2 responses to “Crisis Management 101 for XBox One”

  1. The issue with the fan base does take primary importance, but I’m not so sure Microsoft didn’t have a better story to tell.

    My understanding was the new setup would have greatly reduced the price for premium games, down to the $30 level instead of $55-60. The second-hand sales market (GameStop, eBay, et al.) represented money that never got to the developers — ergo games get priced at a level commensurate with the true audience size.

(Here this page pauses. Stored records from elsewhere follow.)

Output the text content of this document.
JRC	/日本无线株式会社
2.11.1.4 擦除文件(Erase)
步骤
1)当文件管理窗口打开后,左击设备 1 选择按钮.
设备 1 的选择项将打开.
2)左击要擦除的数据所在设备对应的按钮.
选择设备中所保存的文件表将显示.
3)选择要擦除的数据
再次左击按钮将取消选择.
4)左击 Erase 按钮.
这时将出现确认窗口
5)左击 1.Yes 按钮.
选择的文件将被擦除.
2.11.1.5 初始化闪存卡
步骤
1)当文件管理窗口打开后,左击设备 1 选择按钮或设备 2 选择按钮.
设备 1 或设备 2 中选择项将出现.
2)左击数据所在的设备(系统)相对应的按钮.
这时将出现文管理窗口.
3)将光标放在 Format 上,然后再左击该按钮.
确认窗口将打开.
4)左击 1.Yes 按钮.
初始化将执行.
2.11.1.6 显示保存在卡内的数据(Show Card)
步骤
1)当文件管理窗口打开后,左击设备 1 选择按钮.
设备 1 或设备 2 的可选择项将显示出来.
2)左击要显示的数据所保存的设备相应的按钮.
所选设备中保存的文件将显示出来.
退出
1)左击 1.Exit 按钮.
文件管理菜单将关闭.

    Customers buying the new Xbox games would have had up to 10 players authorized per license, and could okay at a friend’s house with no need to bring physical media. For half what they paid for new games (or slightly less than a first-gen used game.)

    Status Quo wins, and I wonder how much GameStop lobbied underground to foment the backlash.

    I also wonder what repercussion this has for Microsoft, who had hoped this streamlined licensing model would be friendlier for developers and ensure they got properly compensated instead of being carrion-picked in the used game market. Will the popular backtrack to appease the players have an unintended consequence in fewer games, because of burned relationships with the smaller game studios?

    Sometimes the crowd isn’t as smart as they think they are.

    1. Your points are extremely valid Ike, and I think where Microsoft originally went wrong was in failing to tell that story, or failing to tell it in a way that media could easily digest and repeat to the public. I’m not sure whether they shared the details you have at E3 and media events after, but if they did it went almost entirely unreported, at least on mainstream news sites. Had Microsoft been able to package the good info and deliver it along with the details that upset many, the changes to DRM may not have ever gotten the near-universal level of support that it did.